Since when did software-defined mean that hardware doesn’t matter?
- 01 June, 2020 15:55
It’s a question that’s worth unpacking because the way we see it - hardware is at the heart of a performant data centre, yet it seems to be an afterthought in today’s complex storage environments. ‘Software-defined everything” promises the world: flexibility, scalability, centralisation, and reduced capital expenditure - so where’s the advantage in scrutinising the hardware? What benefit can it bring to the results we’re seeking? And how does it translate to real, tangible value for end-users?
Hardware has been commoditised in the data centre to the point of obscurity, and in so doing, we’ve taken a giant step backward because it’s been to the detriment of the results we’re seeking. We’ve been led to believe that you can’t have it all and you need to choose between performance, efficiency, and cost. At best, you can only have two out of the three.
Picture a pendulum
This has led to two extremes, so imagine a pendulum: on the one side you have a proprietary, on-premise solution. Yes, this allows a high degree of control and it resolves a lot of the overhead but you’re locked in and pay for it again and again… On the other side it’s a D.I.Y. setup with open source software (OSS) and commodity hardware. After the initial cost of the cheap hardware, the ongoing cost is free! Except those who have struggled with the complexity of such a solution will tell you: it’s not.
Generic is the enemy of progress
In either scenario, it’s not unusual to see half-empty racks in data centres these days. Why? Because generic appliances are assembled using off the shelf components that are not optimised for the task at hand. We’ve been going about it backwards: shoe-horning software in an attempt to force better results. The irony is that in reality, the net result is large, inefficient, power-hungry boxes that suck power and cooling resources. As data continues to grow and the trend to hybrid cloud sees ever more data repatriated from the public cloud, this is a situation that - left unchanged - is unsustainable.
Specialisation fosters performance breakthroughs
There is a better way. It’s where the pendulum comes to rest, and it’s what we call “task-specific” hardware, purpose-built for the data centre and engineered from the ground up to exploit the capabilities of leading OSS for the data centre across storage, networking, and compute.

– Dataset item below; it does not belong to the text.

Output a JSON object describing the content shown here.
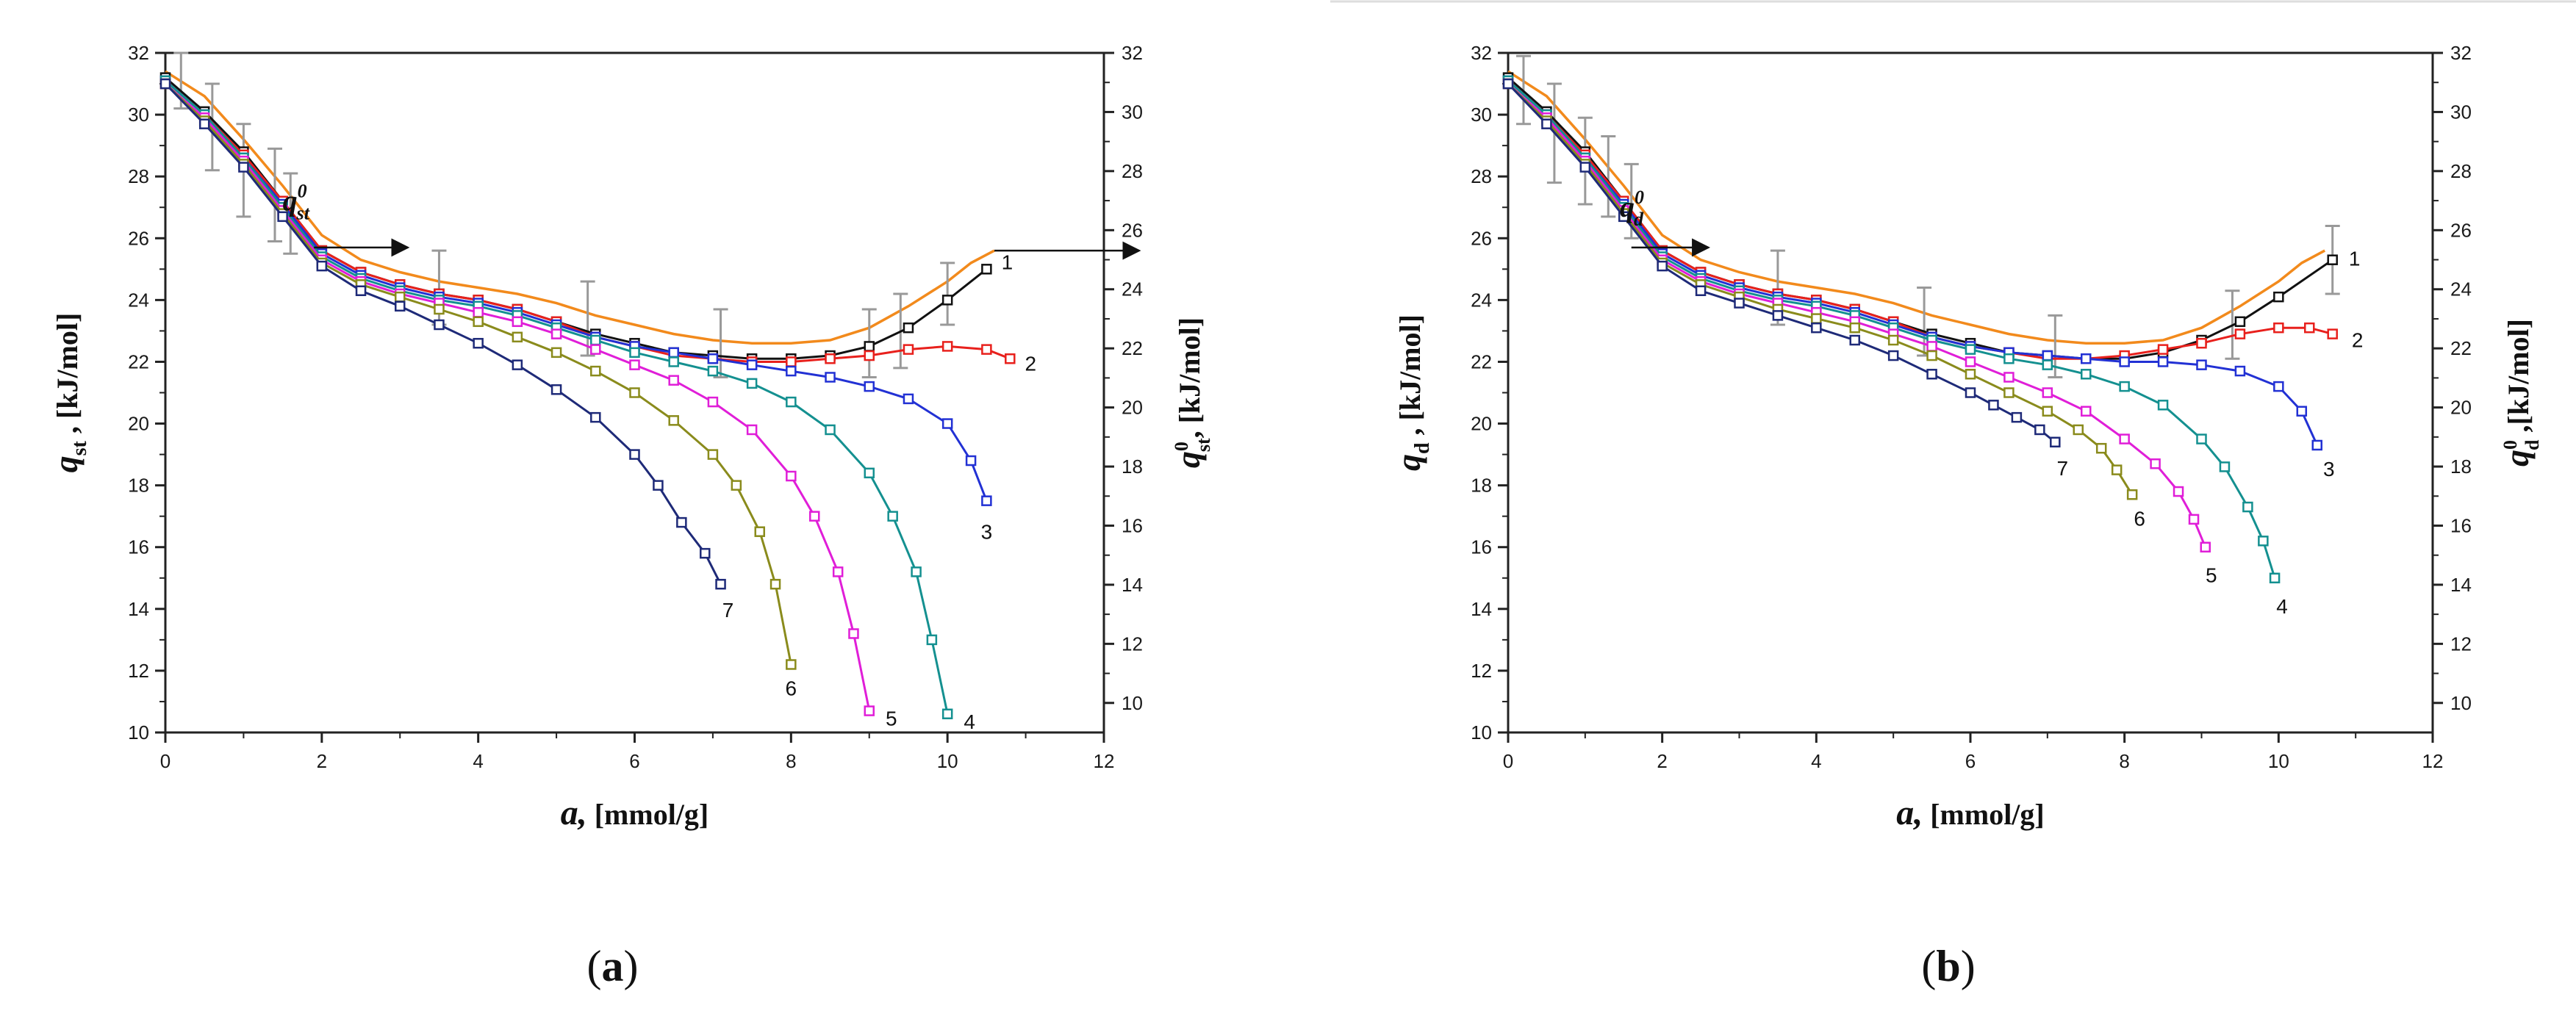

We’ve demonstrated that when you use task-specific hardware, optimised to run the very best software-defined, open-source solutions like Ceph for storage or SONiC for networking, you can achieve significant and meaningful gains. And, especially when it comes to storage; density improvements that enable you to fully utilise available space without blowing power and cooling budgets.
For example, SoftIron’s HyperDrive Density Storage appliance enables you to deliver 120TB of storage in a single “u” of rack space with a power budget of fewer than 125 watts – that’s over 5PB of storage in a 42U rack, delivered for around 5KW of power consumption – well within that delivered in most data center racks – and a potentially significant cost saving in co-location environments where consumption impacts rack rates.
Of course, it’s not just about power, it’s also about performance. When you truly understand the task and the way the software is architected to deal with it, you can exploit the potential with hardware that is custom-built to support that. We dive deeper into that here, but in an essence, that’s why we’re able to deliver such blistering performance using open source code. Furthermore, when you design and build hardware for a specific task, and you know exactly what code you’re going to run, you can vastly improve the ability to efficiently and intuitively configure, install and operate your environment.
Everyone’s a winner
The end result? All the benefits of a proprietary bundled solution, but without the huge drawback of the vendor lock-in because don’t forget, it’s still open-source, so you can move on at any time.
If you're selling generic hardware into open-source data centre deployments you're missing a trick. You’re missing the chance to differentiate by delivering superior performance and efficiency, as well a solution that's easier (and therefore more profitable) to deploy and support, yet still delivers all the independence of open source.
You can certainly continue to run - or sell - Ceph, SONiC, or any other software-defined platforms on generic hardware. Our bet though, is that once you’ve experienced the difference that purpose-built, task-specific design makes, you won’t want to.